O moldar-se psicologicamente

O moldar-se psicologicamente não é senão centrar-se em objetivos a serem alcançados por esforço mediante estimulações conscientes. Moldar-se, embora possa ser visto como aperfeiçoar-se, corrigir-se ou transformar-se, em suma encerra um processo em que o consciente digladia por afirmação. Define prioridades, propõe-se ação, policia-se e, com o tempo, consegue o que quer. O problema, porém, é que a mente humana é tanto mais efetiva quanto mais focada trabalhe. Disto procede-lhe uma dura limitação: por efetividade, tem de concentrar-se em fins específicos, tem de focalizar-se a atuação. Assim triunfa, mas triunfa numa parte reduzida de seu escopo. Com o tempo, o esforço transforma-se em hábito, a ação consciente automatiza-se, abrindo espaço para que novos enfoques sejam definidos. Mas o tempo é-lhe limitado… Em resumo: pode moldar-se, mas num moldar-se que define-lhe as proeminências, os ressaltos que lhe são mais importantes — e tem de resignar-se com as próprias limitações sabendo que, necessariamente, terá de lidar com uma parte incômoda e atrofiada de si mesma.

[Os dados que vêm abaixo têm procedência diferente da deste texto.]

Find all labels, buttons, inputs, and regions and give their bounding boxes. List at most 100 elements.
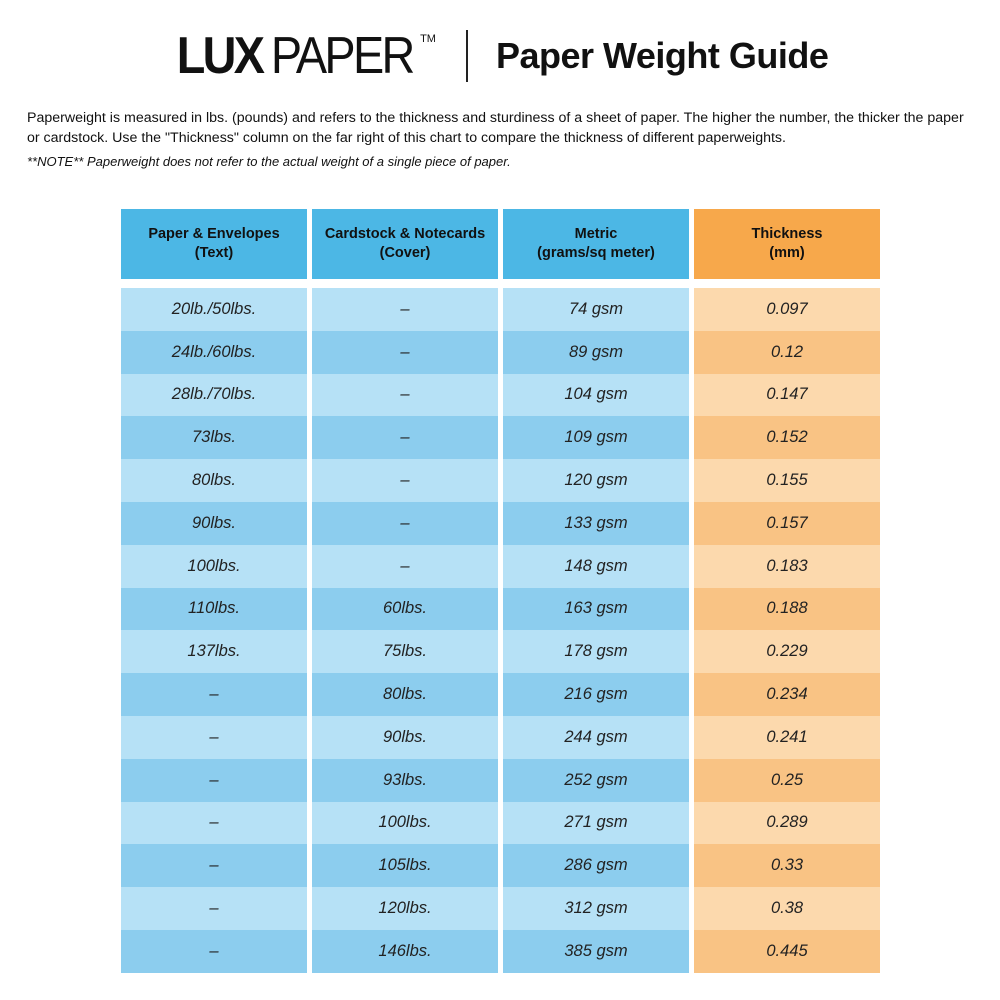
table-row: –80lbs. 216 gsm 0.234 [121, 673, 880, 716]
cell-paper-envelopes: – [121, 929, 307, 973]
column-header-line1: Cardstock & Notecards [324, 226, 486, 242]
cell-cardstock-notecards: 146lbs. [312, 929, 498, 973]
cell-thickness: 0.33 [694, 844, 880, 888]
cell-thickness: 0.25 [694, 758, 880, 802]
cell-cardstock-notecards: 75lbs. [312, 630, 498, 674]
cell-thickness: 0.157 [694, 501, 880, 545]
page-header: LUX PAPER TM Paper Weight Guide [0, 26, 1000, 86]
column-header-line2: (mm) [769, 245, 805, 261]
cell-metric: 216 gsm [503, 673, 689, 716]
cell-metric: 385 gsm [503, 929, 689, 973]
table-row: 73lbs. –109 gsm 0.152 [121, 416, 880, 460]
cell-cardstock-notecards: 100lbs. [312, 801, 498, 845]
table-row: –90lbs. 244 gsm 0.241 [121, 715, 880, 759]
table-row: 24lb./60lbs. –89 gsm 0.12 [121, 330, 880, 374]
logo-paper: PAPER [270, 27, 415, 85]
header-divider [465, 30, 468, 82]
cell-metric: 133 gsm [503, 501, 689, 545]
column-header-line2: (Cover) [379, 245, 431, 261]
table-body: 20lb./50lbs. –74 gsm 0.097 24lb./60lbs. –89 … [121, 288, 880, 973]
cell-paper-envelopes: 110lbs. [121, 587, 307, 631]
cell-metric: 244 gsm [503, 715, 689, 759]
cell-paper-envelopes: 24lb./60lbs. [121, 330, 307, 374]
cell-metric: 89 gsm [503, 330, 689, 374]
cell-thickness: 0.147 [694, 373, 880, 417]
cell-thickness: 0.445 [694, 929, 880, 973]
cell-thickness: 0.152 [694, 416, 880, 460]
cell-paper-envelopes: – [121, 844, 307, 888]
cell-cardstock-notecards: – [312, 330, 498, 374]
cell-metric: 104 gsm [503, 373, 689, 417]
cell-thickness: 0.097 [694, 288, 880, 331]
table-row: 28lb./70lbs. –104 gsm 0.147 [121, 373, 880, 417]
cell-thickness: 0.289 [694, 801, 880, 845]
table-row: 110lbs. 60lbs. 163 gsm 0.188 [121, 587, 880, 631]
column-header-line2: (grams/sq meter) [537, 245, 655, 261]
column-header-line1: Metric [574, 226, 618, 242]
cell-cardstock-notecards: 105lbs. [312, 844, 498, 888]
cell-paper-envelopes: 28lb./70lbs. [121, 373, 307, 417]
cell-cardstock-notecards: – [312, 373, 498, 417]
cell-thickness: 0.155 [694, 459, 880, 502]
cell-metric: 163 gsm [503, 587, 689, 631]
column-header-line2: (Text) [194, 245, 234, 261]
table-row: –100lbs. 271 gsm 0.289 [121, 801, 880, 845]
cell-metric: 312 gsm [503, 887, 689, 930]
table-row: –146lbs. 385 gsm 0.445 [121, 929, 880, 973]
column-header-thickness: Thickness (mm) [694, 209, 880, 279]
cell-paper-envelopes: 73lbs. [121, 416, 307, 460]
table-row: 80lbs. –120 gsm 0.155 [121, 459, 880, 502]
cell-paper-envelopes: – [121, 887, 307, 930]
cell-cardstock-notecards: – [312, 288, 498, 331]
column-header-metric: Metric (grams/sq meter) [503, 209, 689, 279]
cell-cardstock-notecards: – [312, 501, 498, 545]
cell-paper-envelopes: 137lbs. [121, 630, 307, 674]
cell-thickness: 0.234 [694, 673, 880, 716]
cell-cardstock-notecards: – [312, 544, 498, 588]
cell-cardstock-notecards: 90lbs. [312, 715, 498, 759]
logo-tm: TM [420, 33, 436, 45]
paper-weight-table: Paper & Envelopes (Text) Cardstock & Notec… [121, 209, 880, 973]
cell-metric: 148 gsm [503, 544, 689, 588]
table-row: 90lbs. –133 gsm 0.157 [121, 501, 880, 545]
cell-metric: 178 gsm [503, 630, 689, 674]
column-header-line1: Paper & Envelopes [148, 226, 280, 242]
cell-metric: 74 gsm [503, 288, 689, 331]
cell-paper-envelopes: – [121, 673, 307, 716]
column-header-line1: Thickness [751, 226, 823, 242]
cell-cardstock-notecards: – [312, 459, 498, 502]
cell-thickness: 0.229 [694, 630, 880, 674]
cell-cardstock-notecards: 93lbs. [312, 758, 498, 802]
table-row: –105lbs. 286 gsm 0.33 [121, 844, 880, 888]
cell-paper-envelopes: – [121, 758, 307, 802]
cell-paper-envelopes: – [121, 801, 307, 845]
cell-paper-envelopes: 20lb./50lbs. [121, 288, 307, 331]
cell-paper-envelopes: – [121, 715, 307, 759]
table-row: 137lbs. 75lbs. 178 gsm 0.229 [121, 630, 880, 674]
cell-cardstock-notecards: 120lbs. [312, 887, 498, 930]
cell-metric: 271 gsm [503, 801, 689, 845]
cell-thickness: 0.12 [694, 330, 880, 374]
cell-thickness: 0.241 [694, 715, 880, 759]
luxpaper-logo: LUX PAPER TM [172, 30, 436, 82]
cell-paper-envelopes: 100lbs. [121, 544, 307, 588]
cell-cardstock-notecards: 60lbs. [312, 587, 498, 631]
cell-paper-envelopes: 90lbs. [121, 501, 307, 545]
cell-metric: 109 gsm [503, 416, 689, 460]
cell-cardstock-notecards: – [312, 416, 498, 460]
table-row: –93lbs. 252 gsm 0.25 [121, 758, 880, 802]
cell-metric: 120 gsm [503, 459, 689, 502]
note-text: **NOTE** Paperweight does not refer to t… [27, 154, 511, 169]
cell-thickness: 0.183 [694, 544, 880, 588]
intro-text: Paperweight is measured in lbs. (pounds)… [27, 110, 964, 146]
table-row: 20lb./50lbs. –74 gsm 0.097 [121, 288, 880, 331]
cell-metric: 252 gsm [503, 758, 689, 802]
table-row: 100lbs. –148 gsm 0.183 [121, 544, 880, 588]
table-row: –120lbs. 312 gsm 0.38 [121, 887, 880, 930]
cell-thickness: 0.38 [694, 887, 880, 930]
cell-cardstock-notecards: 80lbs. [312, 673, 498, 716]
cell-metric: 286 gsm [503, 844, 689, 888]
column-header-paper-envelopes: Paper & Envelopes (Text) [121, 209, 307, 279]
logo-lux: LUX [176, 27, 264, 85]
cell-paper-envelopes: 80lbs. [121, 459, 307, 502]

Grande parte das “descobertas” modernas nada tem de descobertas

É curioso notar como grande parte das “descobertas” modernas nada tem de descobertas. No terreno da psicologia, é dificílimo encontrar algo relevante que já não esteja esboçado — e amiúde melhor esboçado — nas obras de Doistoiévski e Nietzsche, para não mencionar os textos orientais. Mas o “desafio do urso polar” de Dostoiévski, ou a constatação de Nietzsche de que “as melhores ideias surgem ao caminhar”, em vez de serem imediatamente captadas pela intuição, tiveram de esperar um século para que fossem devidamente validadas por experimentações ociosas. A miséria deste tempo é exigir que tudo contenha-lhe o selo distintivo; do contrário, não tem valor. Assim parecem os esforços direcionados mais a afagar uma vaidade coletiva que a ampliar a extensão de quanto se pode chamar conhecimento do homem.

As melhores decisões surgem após meditação longa…

As melhores decisões surgem após meditação longa, embora disforme, que concentra-se lentamente até um ponto em que extravasa com violência num impulso que, por ação volitiva, tem a vazão permitida de imediato: concretiza-se neste impulso, e perdura frutificando. A intuição, tomada no sentido junguiano, quando desenvolvida é capaz de manifestar-se carregada de uma certeza que sobrepuja o raciocínio. É o clarão de uma faculdade preciosa. Contrariá-la, nestes casos, é malbaratá-la. Por isso é justa a paciência em decisões importantes — mas, por vezes, o mais proveitoso é ter coragem para seguir a própria intuição.

O especialista ocidental

Releio os sutras de Patanjali, desta vez comentados por um místico indiano. Que diferença! Que abismo separa-o do mestre doutor especialista em metaética e filosofia da linguagem! Faltam-me palavras… Os concisos comentários do místico não vêm senão visando facilitar a compreensão prática dos sutras; objetivam, sumariamente, descomplicar quanto lhes possa haver de ambiguidade. O confronto com o senhor doutor é de dar dó… Parece o especialista ocidental meter-se num distanciamento intelectual que flerta com a burrice. Isola-se daquilo que analisa, traça infinitas comparações, como almejando o conhecimento perfeito da etimologia das palavras estudadas, mas indiferente a captar o que elas representam. Perde-se numa subjetividade irracional, porque é simplesmente absurdo ceifar de um estudo sério o elo com a realidade. É o cientista conhecedor dos detalhes técnicos de um experimento cuja finalidade ignora, o especialista em meditação que jamais meditou. As trezentas páginas de comentários de meu Yoga sutra ensinam menos sobre ioga do que o resumo de uma linha feito por Crowley: “Sit still. Stop thinking. Shut up. Get out!” — resumo este que, aposto o meu braço direito, jamais passou pela cabeça do mestre doutor.